Das Besteck liegt unmittelbar bei dem Teller und zwar rechts Messer, Löffel, Fischmesser. Die Gabel liegt mit den Zinken nach oben, ebenso zeigt der Löffel die Höhlung nach oben. Links liegt die Gabel. Oben quer liegt das Dessertbesteck. Über diesem liegt der Eis- oder Kompottlöffel. Die Weingläser stehen rechts oben vom Besteck, und die gebrauchten Gläser werden nach jedem Gang abgetragen. Angeboten wird von links, abgetragen von rechts.

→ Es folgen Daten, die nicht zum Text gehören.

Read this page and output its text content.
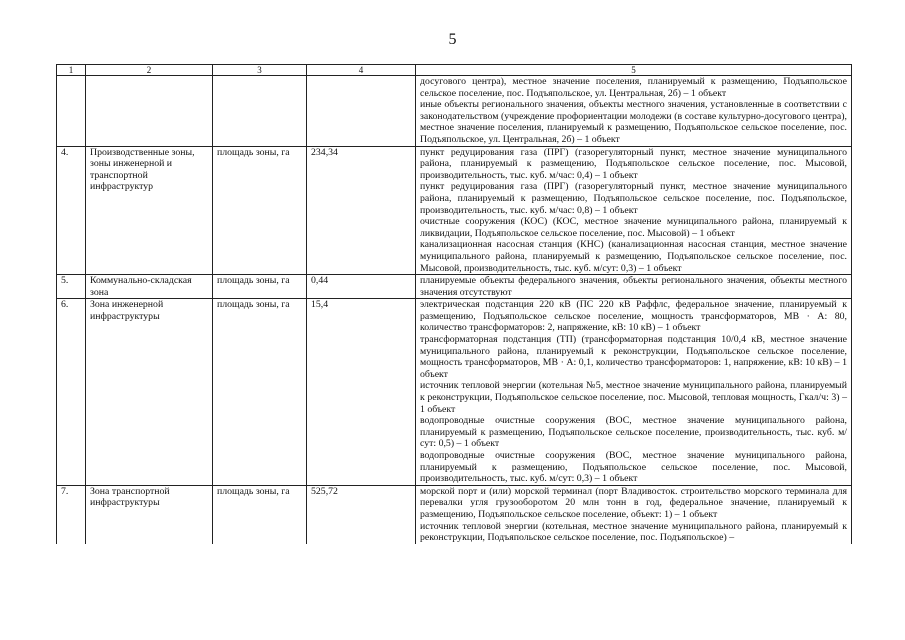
5
1	2	3	4	5

				досугового центра), местное значение поселения, планируемый к размещению, Подъяпольское сельское поселение, пос. Подъяпольское, ул. Центральная, 2б) – 1 объект
иные объекты регионального значения, объекты местного значения, установленные в соответствии с законодательством (учреждение профориентации молодежи (в составе культурно-досугового центра), местное значение поселения, планируемый к размещению, Подъяпольское сельское поселение, пос. Подъяпольское, ул. Центральная, 2б) – 1 объект

4.	Производственные зоны, зоны инженерной и транспортной инфраструктур	площадь зоны, га	234,34	пункт редуцирования газа (ПРГ) (газорегуляторный пункт, местное значение муниципального района, планируемый к размещению, Подъяпольское сельское поселение, пос. Мысовой, производительность, тыс. куб. м/час: 0,4) – 1 объект
пункт редуцирования газа (ПРГ) (газорегуляторный пункт, местное значение муниципального района, планируемый к размещению, Подъяпольское сельское поселение, пос. Подъяпольское, производительность, тыс. куб. м/час: 0,8) – 1 объект
очистные сооружения (КОС) (КОС, местное значение муниципального района, планируемый к ликвидации, Подъяпольское сельское поселение, пос. Мысовой) – 1 объект
канализационная насосная станция (КНС) (канализационная насосная станция, местное значение муниципального района, планируемый к размещению, Подъяпольское сельское поселение, пос. Мысовой, производительность, тыс. куб. м/сут: 0,3) – 1 объект

5.	Коммунально-складская зона	площадь зоны, га	0,44	планируемые объекты федерального значения, объекты регионального значения, объекты местного значения отсутствуют

6.	Зона инженерной инфраструктуры	площадь зоны, га	15,4	электрическая подстанция 220 кВ (ПС 220 кВ Раффлс, федеральное значение, планируемый к размещению, Подъяпольское сельское поселение, мощность трансформаторов, МВ · А: 80, количество трансформаторов: 2, напряжение, кВ: 10 кВ) – 1 объект
трансформаторная подстанция (ТП) (трансформаторная подстанция 10/0,4 кВ, местное значение муниципального района, планируемый к реконструкции, Подъяпольское сельское поселение, мощность трансформаторов, МВ · А: 0,1, количество трансформаторов: 1, напряжение, кВ: 10 кВ) – 1 объект
источник тепловой энергии (котельная №5, местное значение муниципального района, планируемый к реконструкции, Подъяпольское сельское поселение, пос. Мысовой, тепловая мощность, Гкал/ч: 3) – 1 объект
водопроводные очистные сооружения (ВОС, местное значение муниципального района, планируемый к размещению, Подъяпольское сельское поселение, производительность, тыс. куб. м/сут: 0,5) – 1 объект
водопроводные очистные сооружения (ВОС, местное значение муниципального района, планируемый к размещению, Подъяпольское сельское поселение, пос. Мысовой, производительность, тыс. куб. м/сут: 0,3) – 1 объект

7.	Зона транспортной инфраструктуры	площадь зоны, га	525,72	морской порт и (или) морской терминал (порт Владивосток. строительство морского терминала для перевалки угля грузооборотом 20 млн тонн в год, федеральное значение, планируемый к размещению, Подъяпольское сельское поселение, объект: 1) – 1 объект
источник тепловой энергии (котельная, местное значение муниципального района, планируемый к реконструкции, Подъяпольское сельское поселение, пос. Подъяпольское) –
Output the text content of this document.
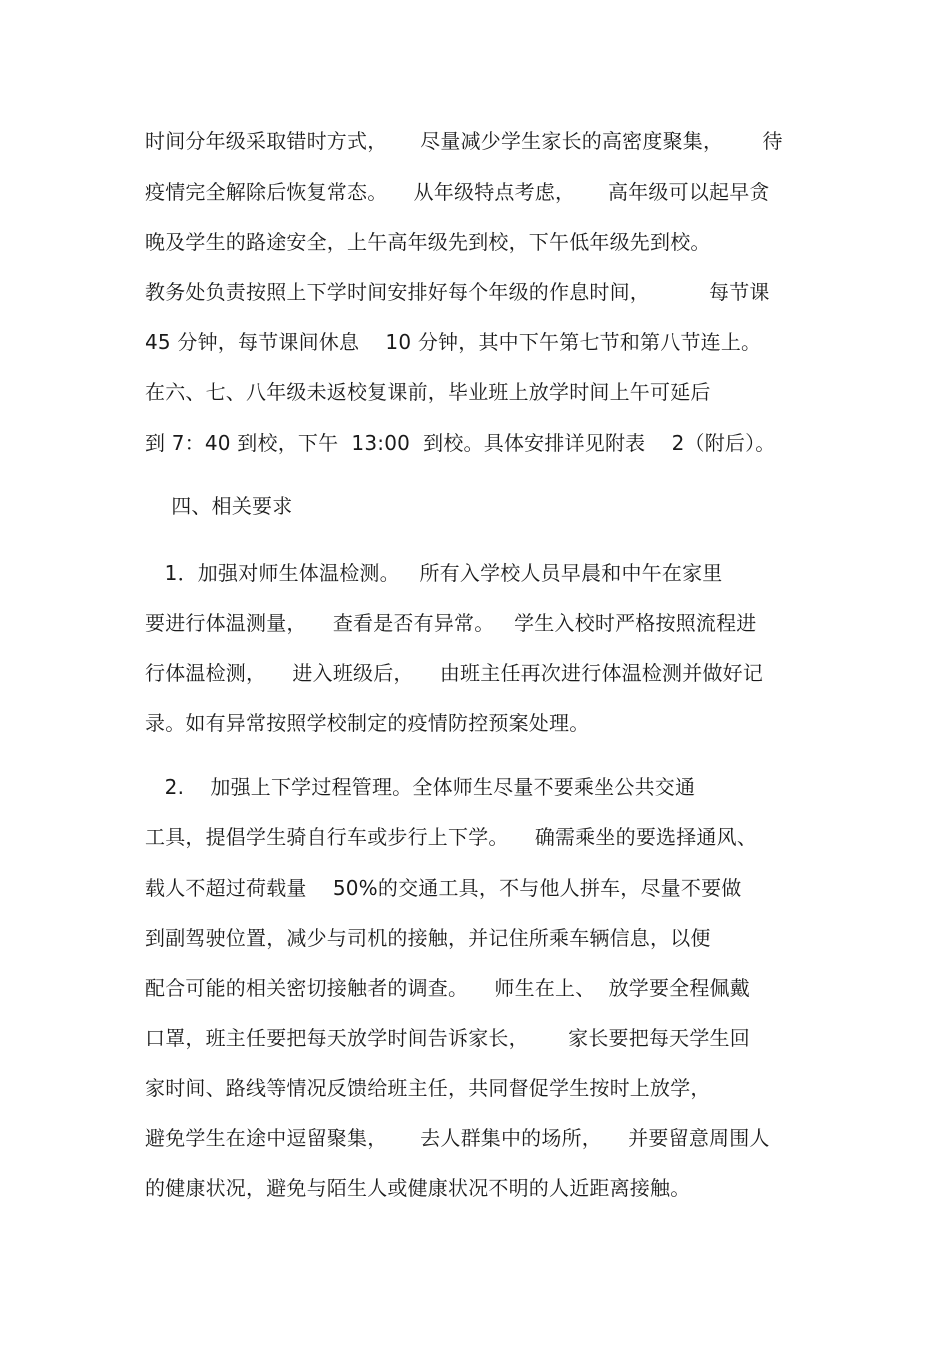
时间分年级采取错时方式，     尽量减少学生家长的高密度聚集，      待
疫情完全解除后恢复常态。    从年级特点考虑，     高年级可以起早贪
晚及学生的路途安全，上午高年级先到校，下午低年级先到校。
教务处负责按照上下学时间安排好每个年级的作息时间，         每节课
45 分钟，每节课间休息    10 分钟，其中下午第七节和第八节连上。
在六、七、八年级未返校复课前，毕业班上放学时间上午可延后
到 7：40 到校，下午  13:00  到校。具体安排详见附表    2（附后）。
四、相关要求
1．加强对师生体温检测。   所有入学校人员早晨和中午在家里
要进行体温测量，    查看是否有异常。   学生入校时严格按照流程进
行体温检测，    进入班级后，    由班主任再次进行体温检测并做好记
录。如有异常按照学校制定的疫情防控预案处理。
2.    加强上下学过程管理。全体师生尽量不要乘坐公共交通
工具，提倡学生骑自行车或步行上下学。    确需乘坐的要选择通风、
载人不超过荷载量    50%的交通工具，不与他人拼车，尽量不要做
到副驾驶位置，减少与司机的接触，并记住所乘车辆信息，以便
配合可能的相关密切接触者的调查。    师生在上、  放学要全程佩戴
口罩，班主任要把每天放学时间告诉家长，      家长要把每天学生回
家时间、路线等情况反馈给班主任，共同督促学生按时上放学，
避免学生在途中逗留聚集，     去人群集中的场所，    并要留意周围人
的健康状况，避免与陌生人或健康状况不明的人近距离接触。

Kompotte und Salat stehen fertig auf der Tafel. Das Dessert dient teilweise zum Schmuck der Tafel. Nur Butter und Käse sowie Eis werden später gereicht.

In Gesellschaft.

Alles bisher Gesagte vom Verkehr mit Damen gilt erst recht vom Verkehr mit ihnen in Gesellschaft. Doch hüte sich der Herr, durch zu großen Diensteifer einer Dame gegenüber diese ins Gerede zu bringen. Sein Benehmen sei vielmehr zu allen Damen von der gleichen Höflichkeit und rücksichtsvollen Liebenswürdigkeit. Die Dame aber sei stets trotz aller Liebenswürdigkeit von einer gewissen Zurückhaltung, so daß jede Vertraulichkeit ausgeschlossen bleibt. Das Benehmen eines Herrn einer Dame gegenüber richtet sich nach dem Benehmen der Dame selbst. Man erscheine pünktlich zur angegebenen Stunde, da man durch Zuspätkommen leicht in den Verdacht kommt, dadurch Aufsehen erregen zu wollen; außerdem ist es eine Rücksichtslosigkeit gegen alle Erschienenen.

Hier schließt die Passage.